To determine the effect of RNase 7 on the cell membrane, an average of four individual bacterial cells was imaged per slide. Analysis was done using duplicate cultures for each pathogen. Each scan resulted in a topography image and a phase image, which were acquired simultaneously. Images were processed using software provided by Brucker AXS (Madison, WI).
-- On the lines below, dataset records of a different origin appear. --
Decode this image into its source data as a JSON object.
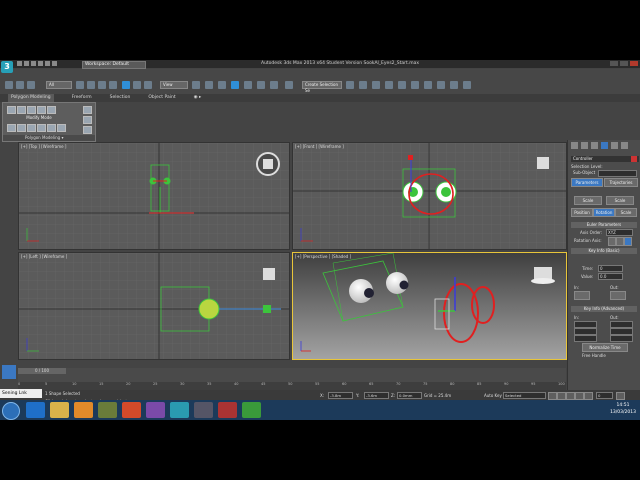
{
  "window": {
    "title": "Autodesk 3ds Max 2013 x64    Student Version   SookAl_Eyes2_Start.max",
    "workspace": "Workspace: Default",
    "logo_text": "3"
  },
  "toolbar": {
    "selection_filter": "All",
    "view_dropdown": "View",
    "named_selection": "Create Selection Se"
  },
  "ribbon": {
    "tabs": [
      "Polygon Modeling",
      "Freeform",
      "Selection",
      "Object Paint",
      "◉ ▸"
    ]
  },
  "polygon_panel": {
    "mode_label": "Modify Mode",
    "title": "Polygon Modeling ▾"
  },
  "viewports": {
    "top": "[+] [Top ] [Wireframe ]",
    "front": "[+] [Front ] [Wireframe ]",
    "left": "[+] [Left ] [Wireframe ]",
    "perspective": "[+] [Perspective ] [Shaded ]"
  },
  "command_panel": {
    "object_name": "Controller",
    "selection_level": "Selection Level:",
    "sub_object": "Sub-Object",
    "parameters_btn": "Parameters",
    "trajectories_btn": "Trajectories",
    "scale_btn": "Scale",
    "scale_btn2": "Scale",
    "position_btn": "Position",
    "rotation_btn": "Rotation",
    "scale_btn3": "Scale",
    "euler_roll": "Euler Parameters",
    "axis_order_label": "Axis Order:",
    "axis_order": "XYZ",
    "rotation_axis_label": "Rotation Axis:",
    "keyinfo_basic": "Key Info (Basic)",
    "time_label": "Time:",
    "value_label": "Value:",
    "time_value": "0",
    "value_value": "0.0",
    "in_label": "In:",
    "out_label": "Out:",
    "keyinfo_adv": "Key Info (Advanced)",
    "in2": "In:",
    "out2": "Out:",
    "norm_time": "Normalize Time",
    "free_handle": "Free Handle"
  },
  "timeline": {
    "slider": "0 / 100",
    "ticks": [
      "0",
      "5",
      "10",
      "15",
      "20",
      "25",
      "30",
      "35",
      "40",
      "45",
      "50",
      "55",
      "60",
      "65",
      "70",
      "75",
      "80",
      "85",
      "90",
      "95",
      "100"
    ]
  },
  "status": {
    "selected": "1 Shape Selected",
    "hint": "Click and drag to select and move objects",
    "miniscript": "Sening Lnk",
    "x_label": "X:",
    "x_val": "-3.8m",
    "y_label": "Y:",
    "y_val": "-3.6m",
    "z_label": "Z:",
    "z_val": "0.0mm",
    "grid": "Grid = 25.4m",
    "autokey": "Auto Key",
    "setkey": "Set Key",
    "selected_dd": "Selected",
    "key_filters": "Key Filters...",
    "add_time_tag": "Add Time Tag",
    "frame": "0"
  },
  "taskbar": {
    "time": "14:51",
    "date": "13/03/2013"
  },
  "colors": {
    "accent_blue": "#3b78c2",
    "active_viewport": "#e8c53a",
    "green_wire": "#3cc43c",
    "red_wire": "#e02020"
  }
}
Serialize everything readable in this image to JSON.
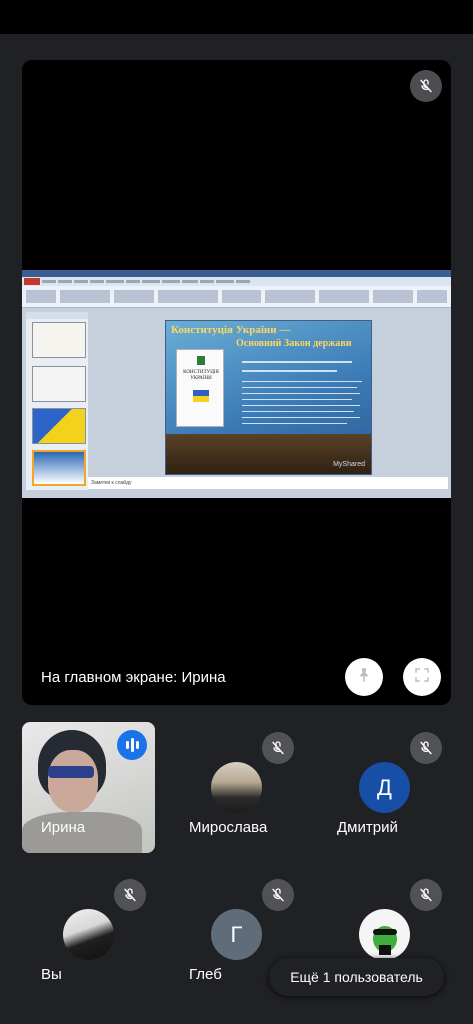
{
  "main_stage": {
    "label": "На главном экране: Ирина",
    "presentation": {
      "slide_title": "Конституція України —",
      "slide_subtitle": "Основний Закон держави",
      "book_text": "КОНСТИТУЦІЯ УКРАЇНИ",
      "watermark": "MyShared",
      "notes_placeholder": "Заметки к слайду"
    }
  },
  "participants": [
    {
      "name": "Ирина",
      "speaking": true
    },
    {
      "name": "Мирослава",
      "muted": true
    },
    {
      "name": "Дмитрий",
      "initial": "Д",
      "avatar_color": "#174ea6",
      "muted": true
    },
    {
      "name": "Вы",
      "muted": true
    },
    {
      "name": "Глеб",
      "initial": "Г",
      "avatar_color": "#5f6d7a",
      "muted": true
    }
  ],
  "more_users": "Ещё 1 пользователь",
  "colors": {
    "background": "#202124",
    "speaking_accent": "#1a73e8"
  },
  "icons": [
    "mic-off-icon",
    "pin-icon",
    "fit-screen-icon",
    "audio-wave-icon"
  ]
}
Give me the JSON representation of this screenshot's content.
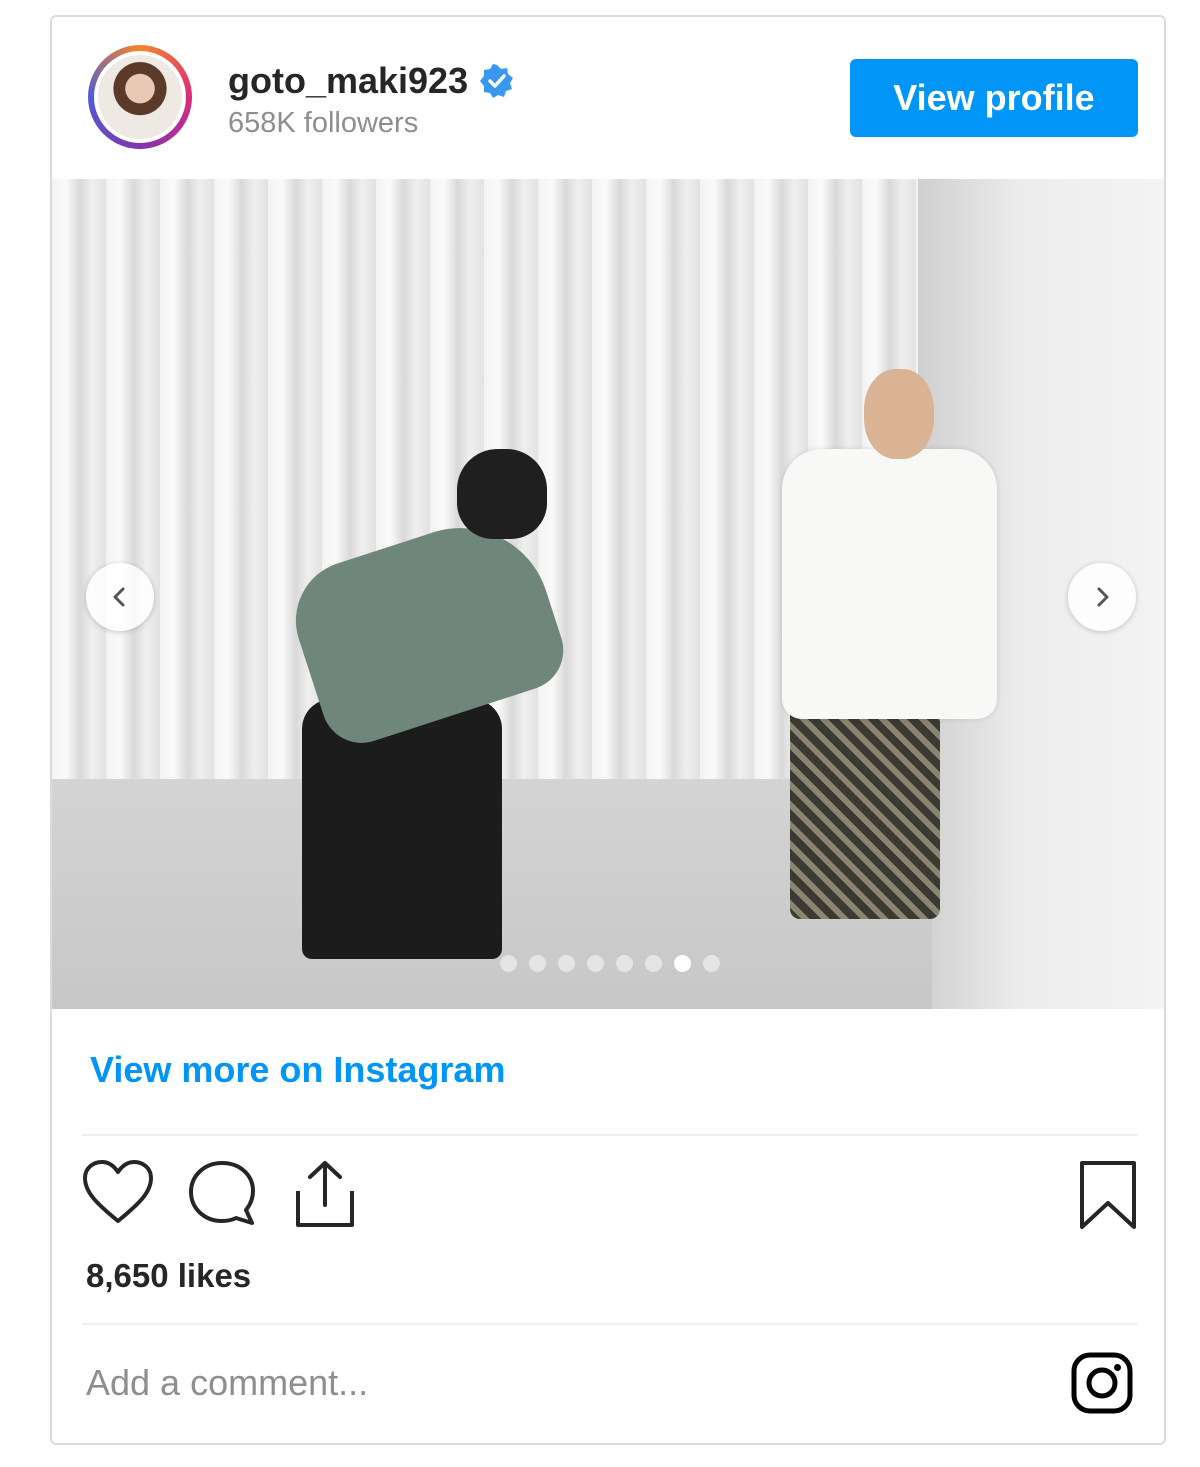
{
  "profile": {
    "username": "goto_maki923",
    "followers": "658K followers",
    "view_profile_label": "View profile"
  },
  "media": {
    "carousel_count": 8,
    "active_index": 7
  },
  "footer": {
    "view_more_label": "View more on Instagram",
    "likes": "8,650 likes",
    "comment_placeholder": "Add a comment..."
  },
  "colors": {
    "accent": "#0095f6",
    "text": "#262626",
    "muted": "#8e8e8e",
    "border": "#dbdbdb"
  },
  "icons": [
    "verified-badge-icon",
    "chevron-left-icon",
    "chevron-right-icon",
    "heart-icon",
    "comment-icon",
    "share-icon",
    "bookmark-icon",
    "instagram-logo-icon"
  ]
}
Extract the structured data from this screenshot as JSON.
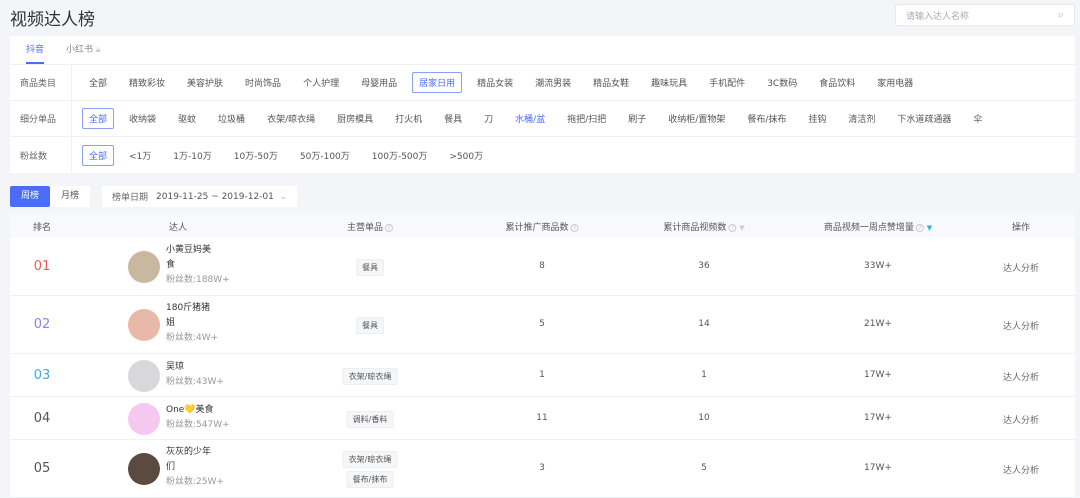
{
  "header": {
    "title": "视频达人榜",
    "search_placeholder": "请输入达人名称",
    "search_icon": "search-icon"
  },
  "platform_tabs": [
    {
      "label": "抖音",
      "active": true
    },
    {
      "label": "小红书",
      "locked": true
    }
  ],
  "filters": [
    {
      "label": "商品类目",
      "options": [
        "全部",
        "精致彩妆",
        "美容护肤",
        "时尚饰品",
        "个人护理",
        "母婴用品",
        "居家日用",
        "精品女装",
        "潮流男装",
        "精品女鞋",
        "趣味玩具",
        "手机配件",
        "3C数码",
        "食品饮料",
        "家用电器"
      ],
      "selected": "居家日用"
    },
    {
      "label": "细分单品",
      "options": [
        "全部",
        "收纳袋",
        "驱蚊",
        "垃圾桶",
        "衣架/晾衣绳",
        "厨房模具",
        "打火机",
        "餐具",
        "刀",
        "水桶/盆",
        "拖把/扫把",
        "刷子",
        "收纳柜/置物架",
        "餐布/抹布",
        "挂钩",
        "清洁剂",
        "下水道疏通器",
        "伞"
      ],
      "selected": "全部",
      "highlighted": "水桶/盆"
    },
    {
      "label": "粉丝数",
      "options": [
        "全部",
        "<1万",
        "1万-10万",
        "10万-50万",
        "50万-100万",
        "100万-500万",
        ">500万"
      ],
      "selected": "全部"
    }
  ],
  "period": {
    "options": [
      "周榜",
      "月榜"
    ],
    "selected": "周榜"
  },
  "date": {
    "label": "榜单日期",
    "value": "2019-11-25 ~ 2019-12-01"
  },
  "table": {
    "columns": [
      "排名",
      "达人",
      "主营单品",
      "累计推广商品数",
      "累计商品视频数",
      "商品视频一周点赞增量",
      "操作"
    ],
    "rows": [
      {
        "rank": "01",
        "name1": "小黄豆妈美",
        "name2": "食",
        "fans": "粉丝数:188W+",
        "tags": [
          "餐具"
        ],
        "products": "8",
        "videos": "36",
        "likes": "33W+",
        "action": "达人分析",
        "rank_color": "#f05a5a",
        "avatar_color": "#c9b8a0"
      },
      {
        "rank": "02",
        "name1": "180斤猪猪",
        "name2": "姐",
        "fans": "粉丝数:4W+",
        "tags": [
          "餐具"
        ],
        "products": "5",
        "videos": "14",
        "likes": "21W+",
        "action": "达人分析",
        "rank_color": "#9b7fe0",
        "avatar_color": "#e8b8a8"
      },
      {
        "rank": "03",
        "name1": "吴琼",
        "name2": "",
        "fans": "粉丝数:43W+",
        "tags": [
          "衣架/晾衣绳"
        ],
        "products": "1",
        "videos": "1",
        "likes": "17W+",
        "action": "达人分析",
        "rank_color": "#3fa6e8",
        "avatar_color": "#d8d8dc"
      },
      {
        "rank": "04",
        "name1": "One💛美食",
        "name2": "",
        "fans": "粉丝数:547W+",
        "tags": [
          "调料/香料"
        ],
        "products": "11",
        "videos": "10",
        "likes": "17W+",
        "action": "达人分析",
        "rank_color": "#555555",
        "avatar_color": "#f5c8f0"
      },
      {
        "rank": "05",
        "name1": "灰灰的少年",
        "name2": "们",
        "fans": "粉丝数:25W+",
        "tags": [
          "衣架/晾衣绳",
          "餐布/抹布"
        ],
        "products": "3",
        "videos": "5",
        "likes": "17W+",
        "action": "达人分析",
        "rank_color": "#555555",
        "avatar_color": "#5a4a40"
      }
    ]
  },
  "colors": {
    "accent": "#4a6cf7",
    "sort_active": "#2bb8d8"
  }
}
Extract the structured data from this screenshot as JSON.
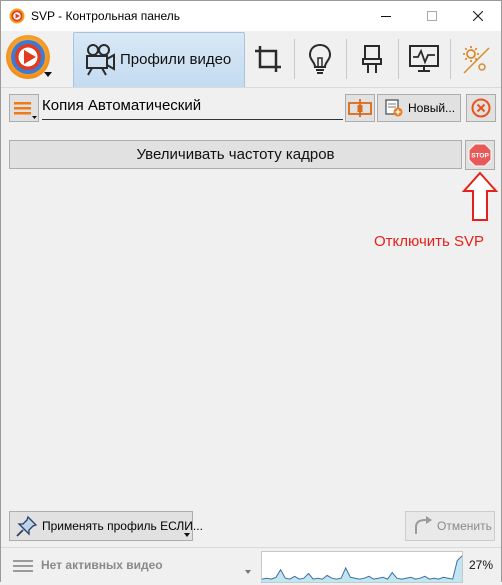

We would like to acknowledge the Human Cooperative Human Tissue Network for providing the human samples. We would also like to acknowledge Dr. Amy Leber and Dr. Sheryl Justice for providing the bacterial isolates and Dr. Dan Cohen and the NCH Emergency Department staff for the infected urine samples. We thank Dr. Gunjan Agarwal at The Ohio State University for her assistance with AFM. JDS is supported by the National Institute of Health Grant K08 DK094970-01. ALS and DSH are supported by the National Institute of Health Grant 1RC4DK090937-01.
Financial Disclosure and Conflict of Interest: The authors have no conflicts of interest or financial relationships relevant to this article to disclose.
All the authors in this manuscript declared no competing interests.